Créant un imaginaire serein et harmonieux ou dénonçant avec violence les crimes envers le peuple juif, les œuvres de Chagall s’appuient sur un riche vocabulaire mêlant souvenirs personnels, événements politiques et sujets mythologiques ou bibliques. Les figures humaines vivent en symbiose avec les éléments naturels tels qu’animaux, oiseaux ou plantes, soulignant l’importance d’une coexistence harmonieuse entre les êtres. De la même manière, le bonheur et la sérénité sont incarnés par l’image du couple, métaphore de son amour pour Bella, sa femme, sa muse, sa complice : le couple devient pour Chagall le paradigme de l’union entre les êtres. La force de l’œuvre de l’artiste réside ainsi dans la transfiguration de ces thèmes pour promouvoir la paix universelle.

« Artists in Exile » : exposition à la Pierre Matisse Gallery, New York du 3 au 28 mars 1942. De gauche à droite, au premier rang : Roberto Matta, Ossip Zadkine, Yves Tanguy, Max Ernst, Marc Chagall et Fernand Léger ; au deuxième rang : André Breton, Piet Mondrian, André Masson, Amédée Ozenfant, Jacques Lipchitz, Pavel Tchelitchev, Kurt Seligmann et Eugène Berma. Photo : © Archives Marc et Ida Chagall, Paris, 2024

« Artists in Exile » : exposition à la Pierre Matisse Gallery, New York du 3 au 28 mars 1942. De gauche à droite, au premier rang : Roberto Matta, Ossip Zadkine, Yves Tanguy, Max Ernst, Marc Chagall et Fernand Léger ; au deuxième rang : André Breton, Piet Mondrian, André Masson, Amédée Ozenfant, Jacques Lipchitz, Pavel Tchelitchev, Kurt Seligmann et Eugène Berma. Photo : © Archives Marc et Ida Chagall, Paris, 2024

Dès les années 1920, perçu comme un chef de file possible pour un art juif moderne qui tente de se définir, Chagall s’implique fortement dans le développement artistique de la communauté juive, dans un esprit d’entente et d’accord entre les peuples. Dans ce sens, il participe au renouveau de la culture yiddish avec ses illustrations pour les revues artistiques Shtrom ou Khaliastra en 1922, et soutient la création d’un Musée national d’Art juif en Palestine à la demande du maire de Tel-Aviv en 1930. Durant la Seconde Guerre mondiale, en exil aux États-Unis, Chagall participe en mars 1942 à l’exposition collective « Artists in Exile », véritable acte de résistance artistique des avant-gardes, à la galerie Pierre Matisse à New York. Il s’investit par ailleurs dans de nombreuses organisations œuvrant pour lutter contre le fascisme, soutenir le peuple juif et, in fine, entrevoir un espoir de paix mondiale : Comité antifasciste juif, American Committee of Jewish Writers, Conseil juif pour le secours de guerre russe, National Labor Committee for Palestine…

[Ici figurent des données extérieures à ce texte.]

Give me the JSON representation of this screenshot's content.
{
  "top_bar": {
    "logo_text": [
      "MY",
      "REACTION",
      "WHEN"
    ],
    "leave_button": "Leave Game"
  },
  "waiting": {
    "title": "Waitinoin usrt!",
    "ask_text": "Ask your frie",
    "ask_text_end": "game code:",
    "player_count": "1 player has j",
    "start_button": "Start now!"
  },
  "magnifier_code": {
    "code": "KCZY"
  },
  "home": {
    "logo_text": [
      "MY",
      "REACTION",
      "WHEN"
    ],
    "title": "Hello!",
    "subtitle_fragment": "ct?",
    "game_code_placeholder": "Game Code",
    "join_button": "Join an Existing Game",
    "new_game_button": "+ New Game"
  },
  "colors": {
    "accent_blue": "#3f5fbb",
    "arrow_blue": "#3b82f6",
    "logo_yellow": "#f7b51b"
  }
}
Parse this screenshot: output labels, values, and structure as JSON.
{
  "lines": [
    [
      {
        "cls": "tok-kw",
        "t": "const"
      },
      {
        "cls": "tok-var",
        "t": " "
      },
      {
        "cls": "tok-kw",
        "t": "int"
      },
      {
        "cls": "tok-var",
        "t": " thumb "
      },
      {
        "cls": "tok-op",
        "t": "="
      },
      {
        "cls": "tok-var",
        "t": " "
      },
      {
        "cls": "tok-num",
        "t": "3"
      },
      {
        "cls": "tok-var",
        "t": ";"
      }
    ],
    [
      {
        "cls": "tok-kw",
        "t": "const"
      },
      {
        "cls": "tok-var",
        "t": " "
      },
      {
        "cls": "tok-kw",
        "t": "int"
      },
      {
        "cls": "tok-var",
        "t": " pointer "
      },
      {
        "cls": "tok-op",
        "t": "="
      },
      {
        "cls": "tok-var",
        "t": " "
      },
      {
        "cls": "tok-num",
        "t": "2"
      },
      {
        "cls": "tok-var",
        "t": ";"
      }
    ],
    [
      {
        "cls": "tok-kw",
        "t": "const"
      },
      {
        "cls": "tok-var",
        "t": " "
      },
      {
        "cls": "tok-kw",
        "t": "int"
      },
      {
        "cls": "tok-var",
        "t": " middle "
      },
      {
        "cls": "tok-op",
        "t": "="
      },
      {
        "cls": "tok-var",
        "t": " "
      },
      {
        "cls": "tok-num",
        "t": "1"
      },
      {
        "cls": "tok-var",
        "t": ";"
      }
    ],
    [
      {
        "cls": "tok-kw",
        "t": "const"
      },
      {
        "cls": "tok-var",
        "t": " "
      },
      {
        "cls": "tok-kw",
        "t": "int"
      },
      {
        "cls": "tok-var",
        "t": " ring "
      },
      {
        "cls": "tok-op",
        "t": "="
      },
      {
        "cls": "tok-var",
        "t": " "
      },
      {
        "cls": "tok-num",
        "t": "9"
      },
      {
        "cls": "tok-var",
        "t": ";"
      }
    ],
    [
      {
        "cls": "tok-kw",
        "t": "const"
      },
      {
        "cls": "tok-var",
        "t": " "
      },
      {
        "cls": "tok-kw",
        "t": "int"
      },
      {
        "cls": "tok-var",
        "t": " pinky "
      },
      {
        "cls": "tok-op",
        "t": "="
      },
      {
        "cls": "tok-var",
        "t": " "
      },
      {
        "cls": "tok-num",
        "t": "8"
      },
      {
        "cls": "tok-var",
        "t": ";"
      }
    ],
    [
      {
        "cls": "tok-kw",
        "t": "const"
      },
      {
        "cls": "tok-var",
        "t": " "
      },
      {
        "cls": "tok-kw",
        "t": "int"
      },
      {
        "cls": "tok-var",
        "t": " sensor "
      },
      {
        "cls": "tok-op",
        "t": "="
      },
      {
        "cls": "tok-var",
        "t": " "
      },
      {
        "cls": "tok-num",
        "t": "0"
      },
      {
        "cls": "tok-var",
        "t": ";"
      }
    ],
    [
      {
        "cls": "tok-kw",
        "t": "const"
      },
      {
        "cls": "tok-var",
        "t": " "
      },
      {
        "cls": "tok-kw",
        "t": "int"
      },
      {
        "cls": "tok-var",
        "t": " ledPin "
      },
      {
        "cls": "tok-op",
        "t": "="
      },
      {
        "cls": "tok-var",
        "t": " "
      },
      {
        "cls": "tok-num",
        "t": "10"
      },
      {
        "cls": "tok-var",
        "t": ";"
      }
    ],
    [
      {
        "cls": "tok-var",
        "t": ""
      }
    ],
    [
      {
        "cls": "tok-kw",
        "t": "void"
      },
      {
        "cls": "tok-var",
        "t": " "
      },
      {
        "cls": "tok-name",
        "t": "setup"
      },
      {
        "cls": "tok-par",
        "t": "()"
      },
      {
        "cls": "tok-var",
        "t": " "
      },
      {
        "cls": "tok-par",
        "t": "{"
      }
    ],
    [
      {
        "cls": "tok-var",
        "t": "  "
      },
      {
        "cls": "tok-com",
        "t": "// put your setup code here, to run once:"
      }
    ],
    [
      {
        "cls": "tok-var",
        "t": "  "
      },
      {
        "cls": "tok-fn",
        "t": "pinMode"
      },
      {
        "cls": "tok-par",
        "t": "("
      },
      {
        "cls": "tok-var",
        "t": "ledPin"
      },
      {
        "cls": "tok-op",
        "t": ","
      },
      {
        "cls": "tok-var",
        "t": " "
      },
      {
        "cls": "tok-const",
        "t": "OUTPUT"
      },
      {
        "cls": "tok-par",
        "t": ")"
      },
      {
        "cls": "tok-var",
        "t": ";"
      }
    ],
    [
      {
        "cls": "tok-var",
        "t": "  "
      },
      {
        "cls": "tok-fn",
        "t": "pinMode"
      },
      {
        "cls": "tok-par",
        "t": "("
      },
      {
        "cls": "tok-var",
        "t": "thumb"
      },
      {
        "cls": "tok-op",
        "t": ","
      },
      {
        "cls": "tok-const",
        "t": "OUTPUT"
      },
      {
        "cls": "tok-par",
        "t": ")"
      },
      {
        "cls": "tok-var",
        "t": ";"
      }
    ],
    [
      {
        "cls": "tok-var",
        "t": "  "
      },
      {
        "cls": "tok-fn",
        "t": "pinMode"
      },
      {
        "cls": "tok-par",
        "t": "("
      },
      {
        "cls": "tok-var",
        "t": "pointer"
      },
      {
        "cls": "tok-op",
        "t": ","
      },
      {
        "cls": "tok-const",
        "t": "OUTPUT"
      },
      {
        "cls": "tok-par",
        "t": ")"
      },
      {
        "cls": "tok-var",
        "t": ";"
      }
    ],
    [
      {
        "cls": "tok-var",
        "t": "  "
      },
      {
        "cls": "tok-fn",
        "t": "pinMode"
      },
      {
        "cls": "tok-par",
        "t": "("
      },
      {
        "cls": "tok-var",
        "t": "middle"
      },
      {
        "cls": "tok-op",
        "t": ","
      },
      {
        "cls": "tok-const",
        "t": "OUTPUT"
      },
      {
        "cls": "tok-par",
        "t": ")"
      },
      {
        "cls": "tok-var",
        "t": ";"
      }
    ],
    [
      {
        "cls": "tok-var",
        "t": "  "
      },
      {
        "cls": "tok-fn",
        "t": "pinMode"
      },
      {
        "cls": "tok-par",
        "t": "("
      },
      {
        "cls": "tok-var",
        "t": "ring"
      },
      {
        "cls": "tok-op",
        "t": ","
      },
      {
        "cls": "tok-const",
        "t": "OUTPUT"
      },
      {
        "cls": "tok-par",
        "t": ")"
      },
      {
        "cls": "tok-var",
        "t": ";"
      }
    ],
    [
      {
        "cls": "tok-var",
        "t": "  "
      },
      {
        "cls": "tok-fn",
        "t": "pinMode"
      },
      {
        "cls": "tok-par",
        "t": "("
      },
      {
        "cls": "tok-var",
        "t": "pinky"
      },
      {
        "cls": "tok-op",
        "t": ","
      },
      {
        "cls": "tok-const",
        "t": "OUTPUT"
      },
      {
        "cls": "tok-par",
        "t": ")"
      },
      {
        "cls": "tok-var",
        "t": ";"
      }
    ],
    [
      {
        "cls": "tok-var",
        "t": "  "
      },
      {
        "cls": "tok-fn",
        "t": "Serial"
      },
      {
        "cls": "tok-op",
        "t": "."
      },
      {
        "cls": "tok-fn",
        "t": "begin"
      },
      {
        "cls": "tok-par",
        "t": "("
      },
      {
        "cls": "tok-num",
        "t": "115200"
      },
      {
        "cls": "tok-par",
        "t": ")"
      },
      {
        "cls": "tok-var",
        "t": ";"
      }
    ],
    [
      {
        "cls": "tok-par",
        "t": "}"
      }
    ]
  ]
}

L’après-guerre et l’installation à Vence

Après la Seconde Guerre mondiale, bouleversé par le sort des Juifs restés en Europe, Chagall retravaille son œuvre Révolution de 1937 pour la transformer et la découper, entre 1948 et 1952, en un triptyque intitulé Résistance, Résurrection, Libération. Ce dernier synthétise à lui seul la traversée de cette période tourmentée, symbolisée par les couleurs vives et les personnages désespérés et agités des deux premiers tableaux, qui s’ouvre vers un espoir retrouvé dans la quiétude de Vitebsk et les bonheurs simples de la vie dans le troisième. À son retour en France en 1948, Chagall s’installe à Vence, dans le sud de la France, à l’instar de nombreux artistes qui y viennent pour la lumière et la douceur de vivre.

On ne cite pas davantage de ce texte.